Only Mr. Pansy

Only Mr. Pansy

Something Pansy Found 2 Lifetimes Ago

Let me not pray to be sheltered from dangers, But to be fearless in facing them.
Let me not beg for the stilling of my pain,
But for the heart to conquer it.
Let me not look for allies in life's battlefield,
But to my own strength.
Let me not crave in anxious fear to be saved,
But hope for the patience to win my freedom.
Grant me that I may not be a coward,
Feeling your mercy in my success alone,
But let me find the grasp of your hand in my failure.
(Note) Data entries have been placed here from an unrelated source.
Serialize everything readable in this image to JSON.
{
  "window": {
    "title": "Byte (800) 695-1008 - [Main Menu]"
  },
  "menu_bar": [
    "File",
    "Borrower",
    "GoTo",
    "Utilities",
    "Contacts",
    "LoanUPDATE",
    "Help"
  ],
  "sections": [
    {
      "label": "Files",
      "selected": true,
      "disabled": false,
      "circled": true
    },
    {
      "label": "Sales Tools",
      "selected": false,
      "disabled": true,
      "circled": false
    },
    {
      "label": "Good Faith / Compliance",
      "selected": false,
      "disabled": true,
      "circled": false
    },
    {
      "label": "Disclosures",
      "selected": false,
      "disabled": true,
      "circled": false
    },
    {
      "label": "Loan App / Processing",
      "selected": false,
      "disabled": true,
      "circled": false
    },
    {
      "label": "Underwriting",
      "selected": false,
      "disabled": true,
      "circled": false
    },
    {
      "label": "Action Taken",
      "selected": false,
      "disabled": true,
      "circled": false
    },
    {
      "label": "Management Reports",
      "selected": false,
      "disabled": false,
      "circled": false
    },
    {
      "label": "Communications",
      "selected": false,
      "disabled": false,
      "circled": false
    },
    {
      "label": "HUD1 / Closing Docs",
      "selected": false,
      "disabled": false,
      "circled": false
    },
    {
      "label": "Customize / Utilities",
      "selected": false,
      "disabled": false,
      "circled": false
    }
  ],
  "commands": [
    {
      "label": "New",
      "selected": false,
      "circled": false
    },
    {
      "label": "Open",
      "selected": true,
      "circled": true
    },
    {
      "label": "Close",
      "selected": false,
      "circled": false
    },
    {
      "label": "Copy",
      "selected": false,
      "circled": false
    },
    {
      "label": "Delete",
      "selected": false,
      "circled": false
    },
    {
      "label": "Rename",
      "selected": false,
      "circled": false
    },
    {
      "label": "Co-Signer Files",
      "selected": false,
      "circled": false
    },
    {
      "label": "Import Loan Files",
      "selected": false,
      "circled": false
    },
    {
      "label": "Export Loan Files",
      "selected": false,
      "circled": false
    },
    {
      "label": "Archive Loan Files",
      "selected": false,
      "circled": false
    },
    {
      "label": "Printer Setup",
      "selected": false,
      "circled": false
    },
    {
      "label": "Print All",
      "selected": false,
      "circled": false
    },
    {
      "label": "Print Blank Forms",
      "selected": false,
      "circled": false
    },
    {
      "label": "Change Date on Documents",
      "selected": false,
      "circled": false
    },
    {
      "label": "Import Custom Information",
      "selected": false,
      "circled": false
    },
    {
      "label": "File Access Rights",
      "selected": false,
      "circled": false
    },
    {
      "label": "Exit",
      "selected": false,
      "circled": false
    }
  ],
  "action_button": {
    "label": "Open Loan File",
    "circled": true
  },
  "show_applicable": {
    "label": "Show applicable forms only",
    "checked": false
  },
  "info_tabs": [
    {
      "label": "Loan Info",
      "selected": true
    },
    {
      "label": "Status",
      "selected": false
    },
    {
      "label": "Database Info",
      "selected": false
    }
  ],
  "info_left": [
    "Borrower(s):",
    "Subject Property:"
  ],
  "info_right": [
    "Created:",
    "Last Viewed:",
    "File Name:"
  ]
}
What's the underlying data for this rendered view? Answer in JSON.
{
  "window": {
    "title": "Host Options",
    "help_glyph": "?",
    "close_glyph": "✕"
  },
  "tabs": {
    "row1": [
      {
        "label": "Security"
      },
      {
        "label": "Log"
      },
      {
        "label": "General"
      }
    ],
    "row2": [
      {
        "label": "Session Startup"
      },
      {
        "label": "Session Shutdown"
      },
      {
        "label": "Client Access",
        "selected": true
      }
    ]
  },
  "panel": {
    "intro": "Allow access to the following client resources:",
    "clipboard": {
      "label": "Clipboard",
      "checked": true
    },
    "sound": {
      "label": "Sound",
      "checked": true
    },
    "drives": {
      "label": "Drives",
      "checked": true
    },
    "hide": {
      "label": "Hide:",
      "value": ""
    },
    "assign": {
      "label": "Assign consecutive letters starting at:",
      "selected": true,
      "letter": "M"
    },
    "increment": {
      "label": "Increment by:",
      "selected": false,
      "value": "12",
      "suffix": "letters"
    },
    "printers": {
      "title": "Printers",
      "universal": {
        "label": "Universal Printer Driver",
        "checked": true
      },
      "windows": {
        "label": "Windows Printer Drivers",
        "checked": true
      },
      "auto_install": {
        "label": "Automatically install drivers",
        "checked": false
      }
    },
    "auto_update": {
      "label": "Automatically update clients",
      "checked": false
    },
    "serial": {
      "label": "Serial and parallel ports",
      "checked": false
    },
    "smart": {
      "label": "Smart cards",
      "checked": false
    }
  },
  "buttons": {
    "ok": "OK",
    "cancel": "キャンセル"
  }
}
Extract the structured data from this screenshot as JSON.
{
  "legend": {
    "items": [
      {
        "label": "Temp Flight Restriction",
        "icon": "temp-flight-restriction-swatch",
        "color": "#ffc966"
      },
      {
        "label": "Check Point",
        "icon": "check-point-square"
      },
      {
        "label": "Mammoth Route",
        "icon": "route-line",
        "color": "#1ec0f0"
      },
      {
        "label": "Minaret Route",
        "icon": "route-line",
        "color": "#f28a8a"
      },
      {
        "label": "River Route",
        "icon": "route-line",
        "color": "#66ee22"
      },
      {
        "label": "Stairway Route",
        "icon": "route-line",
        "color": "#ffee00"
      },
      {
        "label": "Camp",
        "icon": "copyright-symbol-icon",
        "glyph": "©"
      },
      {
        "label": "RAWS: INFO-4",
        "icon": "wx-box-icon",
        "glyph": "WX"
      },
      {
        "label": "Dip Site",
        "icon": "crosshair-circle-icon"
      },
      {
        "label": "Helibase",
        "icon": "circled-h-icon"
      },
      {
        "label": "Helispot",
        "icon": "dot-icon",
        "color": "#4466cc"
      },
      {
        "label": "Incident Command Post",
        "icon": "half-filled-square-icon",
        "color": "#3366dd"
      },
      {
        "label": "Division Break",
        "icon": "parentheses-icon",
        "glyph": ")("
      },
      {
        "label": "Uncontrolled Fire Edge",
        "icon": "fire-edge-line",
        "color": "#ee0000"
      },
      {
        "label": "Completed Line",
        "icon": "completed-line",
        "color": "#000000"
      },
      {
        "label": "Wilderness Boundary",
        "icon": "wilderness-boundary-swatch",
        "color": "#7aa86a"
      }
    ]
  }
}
Rabindranath Tagore (1861-1941)

Wednesday, April 16, 2008

Pansy Loves Grease

It took years of Mr. Pansy's begging before Pansy finally acquiesced to going to: The Auto Rama. Who could possibly enjoy that? It's nothing but a buncha stupid cars. Sitting around, with their stupid owners sitting around their stupid cars while other, possibly more stupid, people walk around the sitting around cars/owners. Perhaps the walking around people are more stupid. After all, they paid to come look at the sitting around cars/owners. But wait? The sitting around their cars owners also paid to be IN the Auto Rama. OK, it's a tie as to who is more stupid. The cars for sure aren't the stupid ones. They are the innocent victims. Like Pansy. She knew she would hate it.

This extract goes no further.